仏 教 と現 代

御嶽山と川内原発

 御嶽山の噴火は大きな被害をもたらしました。亡くなられた方のご冥福をお祈りし、被災された方には心からお見舞い申し上げます。

 今回噴火した御嶽山は、長野県と岐阜県の県境にある「おんたけさん」でした。ここのほかに、全国に「御嶽山」「御岳山」(おんたけさん、みたけやま)と称されている山があります。いずれも山頂には御嶽(御岳)神社があり、白装束や修験道の姿で登る人が多く見られ、日本の山岳信仰の典型といっていい山々です。

 なぜこれらの山々が信仰を集めるのか。滝や行場があるという条件もさりながら、やはり噴火の怖さからくる自然への畏怖が根本にあるのではないでしょうか。古代の人は危険な山を、気軽に立ち入ってはいけない場所=聖地として畏怖し、自然との適度な距離感を保ってきたと思われます。

 8月の広島土砂災害は、自然災害とはいえ、気候変動(地球温暖化)による豪雨と無理な土地開発という点で「人災」の側面が強くあります。

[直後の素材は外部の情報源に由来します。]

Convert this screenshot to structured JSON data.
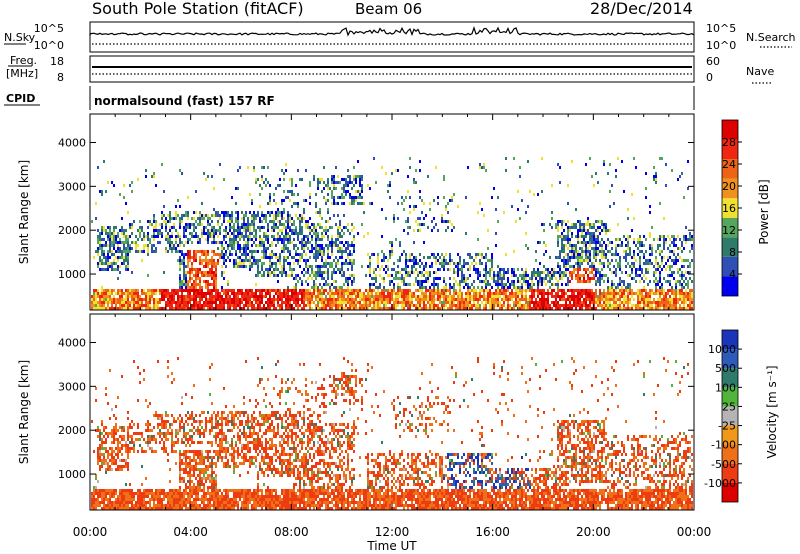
{
  "header": {
    "station": "South Pole Station (fitACF)",
    "beam": "Beam 06",
    "date": "28/Dec/2014"
  },
  "noise_panel": {
    "left_label": "N.Sky",
    "left_ticks": [
      "10^5",
      "10^0"
    ],
    "right_ticks": [
      "10^5",
      "10^0"
    ],
    "right_label": "N.Search"
  },
  "freq_panel": {
    "left_label_line1": "Freq.",
    "left_label_line2": "[MHz]",
    "left_ticks": [
      "18",
      "8"
    ],
    "right_ticks": [
      "60",
      "0"
    ],
    "right_label": "Nave"
  },
  "cpid": {
    "label": "CPID",
    "text": "normalsound (fast) 157 RF"
  },
  "colors": {
    "power": [
      "#0000ee",
      "#2e4fb4",
      "#2f7b6b",
      "#56a55c",
      "#f0e030",
      "#f0901e",
      "#ee6416",
      "#ee2612",
      "#dd0000"
    ],
    "velocity": [
      "#1a36b8",
      "#2e5ab8",
      "#2f7b6b",
      "#52b43c",
      "#b4b4b4",
      "#f09818",
      "#f07018",
      "#ee3c12",
      "#dd0000"
    ]
  },
  "chart_data": [
    {
      "type": "heatmap",
      "title": "",
      "xlabel": "Time UT",
      "ylabel": "Slant Range [km]",
      "x_ticks": [
        "00:00",
        "04:00",
        "08:00",
        "12:00",
        "16:00",
        "20:00",
        "00:00"
      ],
      "y_ticks": [
        1000,
        2000,
        3000,
        4000
      ],
      "ylim": [
        180,
        4650
      ],
      "colorbar": {
        "label": "Power [dB]",
        "ticks": [
          4,
          8,
          12,
          16,
          20,
          24,
          28
        ],
        "range": [
          0,
          32
        ]
      }
    },
    {
      "type": "heatmap",
      "title": "",
      "xlabel": "Time UT",
      "ylabel": "Slant Range [km]",
      "x_ticks": [
        "00:00",
        "04:00",
        "08:00",
        "12:00",
        "16:00",
        "20:00",
        "00:00"
      ],
      "y_ticks": [
        1000,
        2000,
        3000,
        4000
      ],
      "ylim": [
        180,
        4650
      ],
      "colorbar": {
        "label": "Velocity [m s⁻¹]",
        "ticks": [
          "1000",
          "500",
          "100",
          "25",
          "-25",
          "-100",
          "-500",
          "-1000"
        ]
      }
    }
  ],
  "axis": {
    "xlabel": "Time UT"
  }
}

かたや今回の御嶽山の噴火は、まったく予期しえない天災とされています。ですが、どちらも「自然に対して謙虚になりなさい」という警告のように私には感じられます。

 御嶽山の噴火を目の当たりにして、改めて浮き彫りになってくるのは、鹿児島県の川内原発再稼働の問題です。川内原発の近くには、今も常に灰を出し続けている桜島があります。過去の噴火では、薩摩川内市のあたりに巨石が飛んできているそうです。もっといえば、鹿児島県はほぼまるごとが桜島のカルデラのような土地なのです。

 川内原発の再稼働をめぐっては、東京大学地震研究所の中田節也教授が「巨大噴火の時期や規模を予測することは、現在の火山学では極めて困難、無理である」と発言しています。また、菅官房長官が「川内原発には火山灰は届かない」と言っていることについては、そもそも火山審査の場に専門家が入っていませんでした。しかし、原子力規制委員会の審査では、原発から数キロの近傍に火砕流の痕跡があり、九州電力でさえ最終的には火砕流が到達する可能性を認めていたことが明らかになっています。

 にもかかわらず、川内原発の再稼働はもはや既定路線になっているかのようです。住民の避難計画も曖昧なままです。10km圏内ですぐに用意できるバスは必要数のたった4分の1しかないが、大丈夫なのか? お年寄りや障碍者の避難方法や受け入れ先は決まっているのか? 避難先での放射能検査態勢は整っているのか? そもそも桜島が噴火して火砕流が流れる中を、どうやって避難するのか? 噴石が飛んでくる中、どうやって原子炉から核燃料を安全に抜き出すのか? …どれもこれも、きちんとした答えは出ていません。「自然をなめている」としか言いようがないのです。

 薩摩の偉人、西郷隆盛は「敬天愛人」という言葉を好んで用いました。天を敬うのであれば、自然を畏れぬ愚かな行為を見過ごせないでしょう。人を愛するのであれば、命を傷つけることに鈍感ではいられないでしょう。